President Obama on Tuesday signed two executive measures intended to help close longstanding pay disparities between men and women as Democrats seek to capitalize on their gender-gap advantage at the ballot box in a midterm election year.
Mr. Obama, standing in front of a platform of women in a picture-ready ceremony in the East Room of the White House, said his actions would make it easier for women to learn whether they had been cheated by employers. He called on Congress to pass legislation that would take more significant steps.
Remember, President Obama's first legislative priority when he took office was the Lily Ledbetter Paycheck Fairness Act, which was blocked by Senate Republicans in 2010 and then again in 2012. Another vote on the act will come tomorrow, where it is expected to be blocked a third time. Real change will take Congress, but the President can do some things, and he chose to do them today.
Neither of the actions Mr. Obama took on Tuesday would affect the broad American work force. The executive order he signed bars federal contractors from retaliating against employees who discuss their salaries and an executive memorandum he issued instructs the Labor Department to collect statistics on pay for men and women from such contractors.

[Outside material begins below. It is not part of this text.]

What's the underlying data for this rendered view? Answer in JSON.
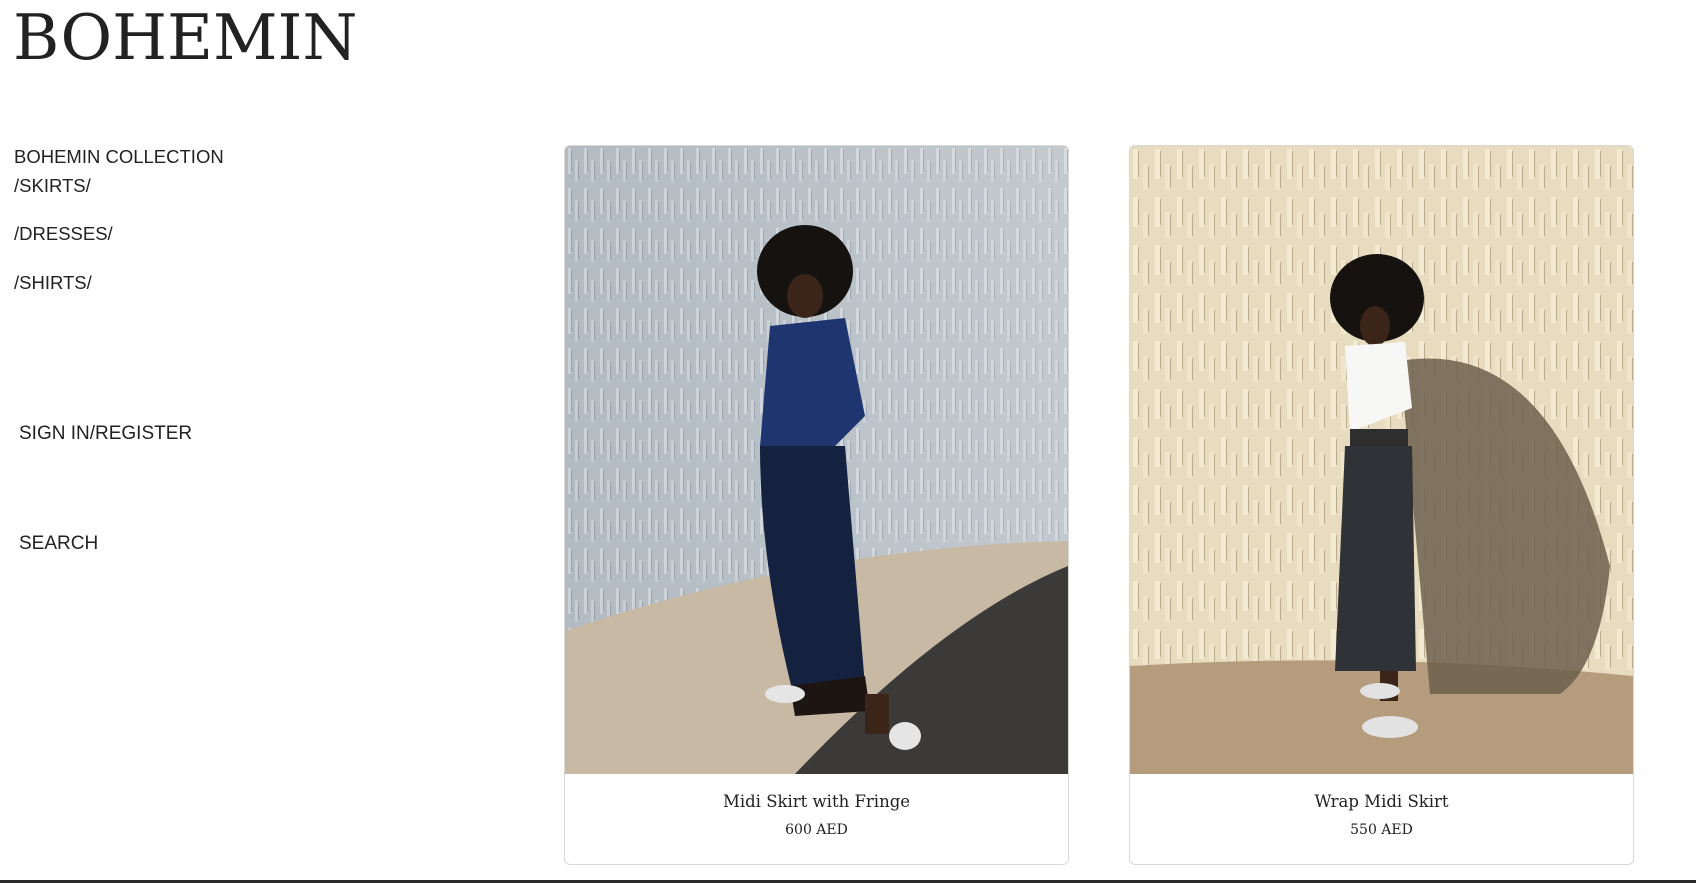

But the White House staged a ceremony with the sort of profile usually reserved for a major bill signing. Aides arranged for Mr. Obama to be introduced by Lilly M. Ledbetter, who has become a symbol of the pay gap issue since the Supreme Court ruled that her discrimination case had been filed after the expiration of a statute of limitations. Congress passed a measure named for her changing the deadlines for filing such suits and Mr. Obama made it the first bill he signed after taking office.
Ms. Ledbetter said the executive order signed by Mr. Obama would have made a difference in her case. “I didn’t know I was being paid unfairly and I had no way to find out. I was told in no uncertain terms that Goodyear, then and still a government contractor, fired employees who shared their salary information. It was against company policy.”
Meanwhile, Republicans will all vote against this tomorrow and then tell women that they are stupid and being fooled by evil Democrats.